Financial institutions and other organizations that have been susceptible to financial crimes have adopted various robust practices to protect them against financial crimes.
Earlier, the anti-financial crime teams only consisted of investigators and analysts, but with time and technology enhancements, analytics experts have become pretty standard.
Due to the lack of subject matter expertise within organizations, anti-financial programs were conducted to form focussed teams that were adept at data analytics.
Later on, the compliance costs increased, and because of the enhanced usage of advanced AML analytics and machine learning, substantially significant analytics groups have been created.
Even with the new enhancements, there are several challenges faced with this current approach. Some of the critical challenges that hamper the effectiveness and productivity of analytics programs are:
- Limitations for coding languages
Usually, the typical systems allow the programmers to code in only specific languages such as Scala, Python, R, and SQL.
- No availability of visualizations
The analytics team finds it difficult to understand specific data and investigation outcomes because of the lack of visualizations.
- Issues with documentation and governance
The institutions are required to maintain complete audit trails as well as documentation of the modeling process. This feature is unavailable in standard modeling tools, and it forces one to manage two different systems, where one is for modeling, and the other is for modeling documentation.
Due to multiple systems and integrating them all for operationality, these analytics initiatives become costly.

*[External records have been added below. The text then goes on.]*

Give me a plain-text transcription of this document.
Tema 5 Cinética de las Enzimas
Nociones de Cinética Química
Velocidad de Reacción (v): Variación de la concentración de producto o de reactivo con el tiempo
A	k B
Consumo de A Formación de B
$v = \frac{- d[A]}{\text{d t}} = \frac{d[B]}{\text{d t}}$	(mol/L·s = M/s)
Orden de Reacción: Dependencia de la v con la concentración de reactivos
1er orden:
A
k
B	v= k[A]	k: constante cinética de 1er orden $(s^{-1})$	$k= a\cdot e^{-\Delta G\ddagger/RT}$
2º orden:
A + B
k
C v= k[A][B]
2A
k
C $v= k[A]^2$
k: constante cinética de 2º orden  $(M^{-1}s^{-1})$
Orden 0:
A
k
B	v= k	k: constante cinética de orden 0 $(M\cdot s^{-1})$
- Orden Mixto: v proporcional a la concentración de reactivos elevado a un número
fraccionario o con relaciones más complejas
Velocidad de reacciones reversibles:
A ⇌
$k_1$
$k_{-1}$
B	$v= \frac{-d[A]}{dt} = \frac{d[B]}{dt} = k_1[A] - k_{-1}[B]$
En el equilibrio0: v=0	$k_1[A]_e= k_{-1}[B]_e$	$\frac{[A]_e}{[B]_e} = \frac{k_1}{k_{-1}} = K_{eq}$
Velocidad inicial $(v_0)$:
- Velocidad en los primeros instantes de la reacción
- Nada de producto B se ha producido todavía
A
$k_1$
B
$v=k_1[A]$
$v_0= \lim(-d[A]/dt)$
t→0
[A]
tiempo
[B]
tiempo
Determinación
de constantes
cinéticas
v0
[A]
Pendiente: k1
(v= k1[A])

Top 5 Effective Solutions for AML Challenges
Here are the most effective AML analytics solutions to enhance the productivity of discovering financial crimes and analyze their patterns.
- Integrated Platform
Usually, documentation and modeling are handled with the use of two different systems. It is the reason why there was a need for manual integration, and it also hampered efficiency. As there is a continuous change in criminal behavioral patterns, it has become essential to implement ongoing discovery and modeling of new designs.
Machine Learning and Graph Analytics turn out to be pretty much useful for finding new criminal behavioral patterns. With the help of an integrated platform, the data scientists can effectively discover and analyze different patterns to enhance productivity.
The work of the analytics team becomes pretty much easy and effective with the help of proper visualization tools. The analytics team could obtain a meaningful output for understanding the output with enhanced efficiency.
Graph analytics has become an effective method for analyzing intricate money movement patterns and identifying various suspicious activities. Analysts and Data Scientists could interactively obtain the data and insights to explore the prevailing financial crime patterns and trends.
3. Centralized Data System
Every financial institution needs a centralized data system to effectively discover criminal behavioral patterns. A centralized system will allow the analysts to use all the data such as accounts, transactions, cases, and any other data related to the financial crime for getting insights. It would reduce the time and efforts spent by the Data Scientists for gathering data for analysis.
The data might be spread in different types of systems, and connecting all this data becomes difficult. The IT team would focus on data analysis as the centralized data system will handle merging the data from different sources and making it available in a single place.
4. Enhanced Cooperation
There is a huge gap seen in the communication between AML departments in different enterprises. With cross-system integration and a clear accountability system, the loopholes existing between the departments could be filled. It would also reduce the chances of potential attacks and ultimately reduce financial crimes.
5. Effective TMS Agility
The outdated Transaction Monitoring Systems (TMS) monitors a massive amount of data for identifying the attackers, but smart attackers bypass this system with new strategies. Enterprises could deploy new data sources, algorithms, and detection scenarios for discovering new threats effectively. With rapid functioning and flexibility, TMS monitoring could be made more productive as well as effective.
With the era of digitalization booming in the world, the number of transactions has drastically increased. It has resulted in enhanced risks against different criminal behavior patterns that are changing as per the time. AML analytics has to be included to discover and analyze new criminal patterns used in financial crimes to stay one step ahead of the attackers.